From the Speakers: DIAMONDS AND COAL by Incubus
With four days off a week, I've been writing more regularly than I have for a while. It's been great--I spent September working on a novel, lost a bit of momentum, decided I wanted to take a break and picked up on some ideas I'd had for short stories. Wrote many new ones, edited a few old ones, got some positive feedback from magazines.
And all the while, this novel called "The Duelers" I've had finished now for a year has been waiting, incubating. (Do "incubate" and "incubus" come from the same root?) For a few weeks I sent out a new query letter every day. My days off consisted of vigorous agent research, critiquing my query letter to perfection for that particular agent, and casting it into the water with a prayer. No bites.
Each new agent I discover and query seems PERFECT. I mean, their submission guidelines practically describe my book. They all seem enthusiastic and like great people to work with. Perhaps if they seemed like jerks it'd be less heartbreaking to constantly get form rejections from them. But then, I probably wouldn't query them if that were the case.

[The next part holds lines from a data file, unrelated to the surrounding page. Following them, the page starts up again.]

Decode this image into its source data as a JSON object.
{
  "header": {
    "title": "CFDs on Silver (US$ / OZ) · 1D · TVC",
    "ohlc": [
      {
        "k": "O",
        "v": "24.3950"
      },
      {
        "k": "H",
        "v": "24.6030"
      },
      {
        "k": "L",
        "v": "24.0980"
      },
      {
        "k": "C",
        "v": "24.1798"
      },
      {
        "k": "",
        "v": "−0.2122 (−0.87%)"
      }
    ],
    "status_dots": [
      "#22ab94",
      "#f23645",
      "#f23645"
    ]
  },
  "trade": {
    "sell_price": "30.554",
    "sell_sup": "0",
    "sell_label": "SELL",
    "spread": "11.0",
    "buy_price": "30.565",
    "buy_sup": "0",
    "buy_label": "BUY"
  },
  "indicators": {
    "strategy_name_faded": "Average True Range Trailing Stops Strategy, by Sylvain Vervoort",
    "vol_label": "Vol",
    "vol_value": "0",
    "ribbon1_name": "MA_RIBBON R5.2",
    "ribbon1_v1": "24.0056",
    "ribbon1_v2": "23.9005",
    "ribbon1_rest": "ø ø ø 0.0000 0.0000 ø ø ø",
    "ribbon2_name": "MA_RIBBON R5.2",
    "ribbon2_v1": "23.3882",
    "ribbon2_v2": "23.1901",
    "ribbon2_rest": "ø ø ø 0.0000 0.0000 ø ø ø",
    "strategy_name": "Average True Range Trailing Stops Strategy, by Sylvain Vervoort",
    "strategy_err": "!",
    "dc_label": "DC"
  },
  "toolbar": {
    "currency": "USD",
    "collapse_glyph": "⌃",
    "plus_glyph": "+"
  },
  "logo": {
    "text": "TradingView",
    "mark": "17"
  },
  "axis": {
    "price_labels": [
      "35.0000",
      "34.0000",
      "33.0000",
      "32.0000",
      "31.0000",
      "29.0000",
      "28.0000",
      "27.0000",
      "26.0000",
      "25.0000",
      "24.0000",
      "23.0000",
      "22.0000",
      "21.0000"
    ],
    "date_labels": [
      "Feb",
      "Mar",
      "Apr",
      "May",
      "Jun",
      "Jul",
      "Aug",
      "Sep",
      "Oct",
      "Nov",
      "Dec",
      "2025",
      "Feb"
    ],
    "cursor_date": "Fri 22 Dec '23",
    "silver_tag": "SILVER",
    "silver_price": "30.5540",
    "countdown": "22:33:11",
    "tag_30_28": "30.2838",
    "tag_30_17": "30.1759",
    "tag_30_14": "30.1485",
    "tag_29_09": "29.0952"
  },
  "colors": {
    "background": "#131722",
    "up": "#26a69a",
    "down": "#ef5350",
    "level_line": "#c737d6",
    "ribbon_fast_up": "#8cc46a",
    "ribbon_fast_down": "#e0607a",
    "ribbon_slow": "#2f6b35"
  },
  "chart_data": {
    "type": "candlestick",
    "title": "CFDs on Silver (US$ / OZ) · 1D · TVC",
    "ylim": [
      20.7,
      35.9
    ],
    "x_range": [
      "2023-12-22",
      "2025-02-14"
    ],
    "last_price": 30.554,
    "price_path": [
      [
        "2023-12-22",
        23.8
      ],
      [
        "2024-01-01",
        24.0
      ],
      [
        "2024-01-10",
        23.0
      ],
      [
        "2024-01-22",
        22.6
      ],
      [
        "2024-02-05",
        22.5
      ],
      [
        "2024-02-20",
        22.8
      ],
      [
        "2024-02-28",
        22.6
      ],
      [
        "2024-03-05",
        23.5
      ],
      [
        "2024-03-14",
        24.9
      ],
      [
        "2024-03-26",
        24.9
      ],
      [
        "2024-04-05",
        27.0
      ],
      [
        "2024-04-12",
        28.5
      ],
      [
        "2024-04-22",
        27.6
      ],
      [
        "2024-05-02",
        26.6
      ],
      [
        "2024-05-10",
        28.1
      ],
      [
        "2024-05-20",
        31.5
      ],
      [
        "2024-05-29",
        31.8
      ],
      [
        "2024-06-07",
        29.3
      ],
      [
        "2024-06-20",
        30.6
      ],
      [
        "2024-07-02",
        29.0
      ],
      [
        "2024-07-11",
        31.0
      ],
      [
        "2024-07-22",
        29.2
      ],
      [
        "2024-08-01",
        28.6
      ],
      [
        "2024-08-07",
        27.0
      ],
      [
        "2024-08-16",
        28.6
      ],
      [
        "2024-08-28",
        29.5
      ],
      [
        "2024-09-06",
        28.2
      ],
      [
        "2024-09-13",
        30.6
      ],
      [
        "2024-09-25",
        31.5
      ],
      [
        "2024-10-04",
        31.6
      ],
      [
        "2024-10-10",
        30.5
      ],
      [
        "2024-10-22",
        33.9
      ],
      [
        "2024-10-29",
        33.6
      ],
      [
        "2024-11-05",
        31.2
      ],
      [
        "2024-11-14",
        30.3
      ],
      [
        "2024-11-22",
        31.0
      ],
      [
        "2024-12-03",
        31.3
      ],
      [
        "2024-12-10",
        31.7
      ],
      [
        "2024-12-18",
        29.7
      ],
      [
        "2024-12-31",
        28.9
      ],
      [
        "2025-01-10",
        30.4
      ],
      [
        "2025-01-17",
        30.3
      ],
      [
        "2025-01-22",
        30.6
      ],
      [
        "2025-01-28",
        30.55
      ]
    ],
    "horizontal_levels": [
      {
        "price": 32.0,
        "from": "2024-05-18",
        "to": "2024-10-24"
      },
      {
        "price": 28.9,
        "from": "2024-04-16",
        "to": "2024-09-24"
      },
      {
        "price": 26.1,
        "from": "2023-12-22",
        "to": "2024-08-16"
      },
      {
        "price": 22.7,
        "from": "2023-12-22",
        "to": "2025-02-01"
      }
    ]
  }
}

I'm not saying I feel like giving up. I approach agents like I'm Jimmy V, but that doesn't mean it isn't discouraging. And I keep hearing that it doesn't reflect on my book or me or my writing--the agent might have a full plate or can't afford to rep my genre at the moment . . . and sure, that makes me feel a bit better, but it still leaves me in the same spot: agentless, with a polished manuscript getting dusty and more unread every day.
Anyway, enough venting. Enough feeling sorry for myself. I'll keep on keeping on, fighting the good fight, until I'm successful. I've wasted enough time complaining, time to get back to work. One day this lowly aspiring writer will be on the top, helping young writers who remind me of me long ago. Even diamonds start as coal.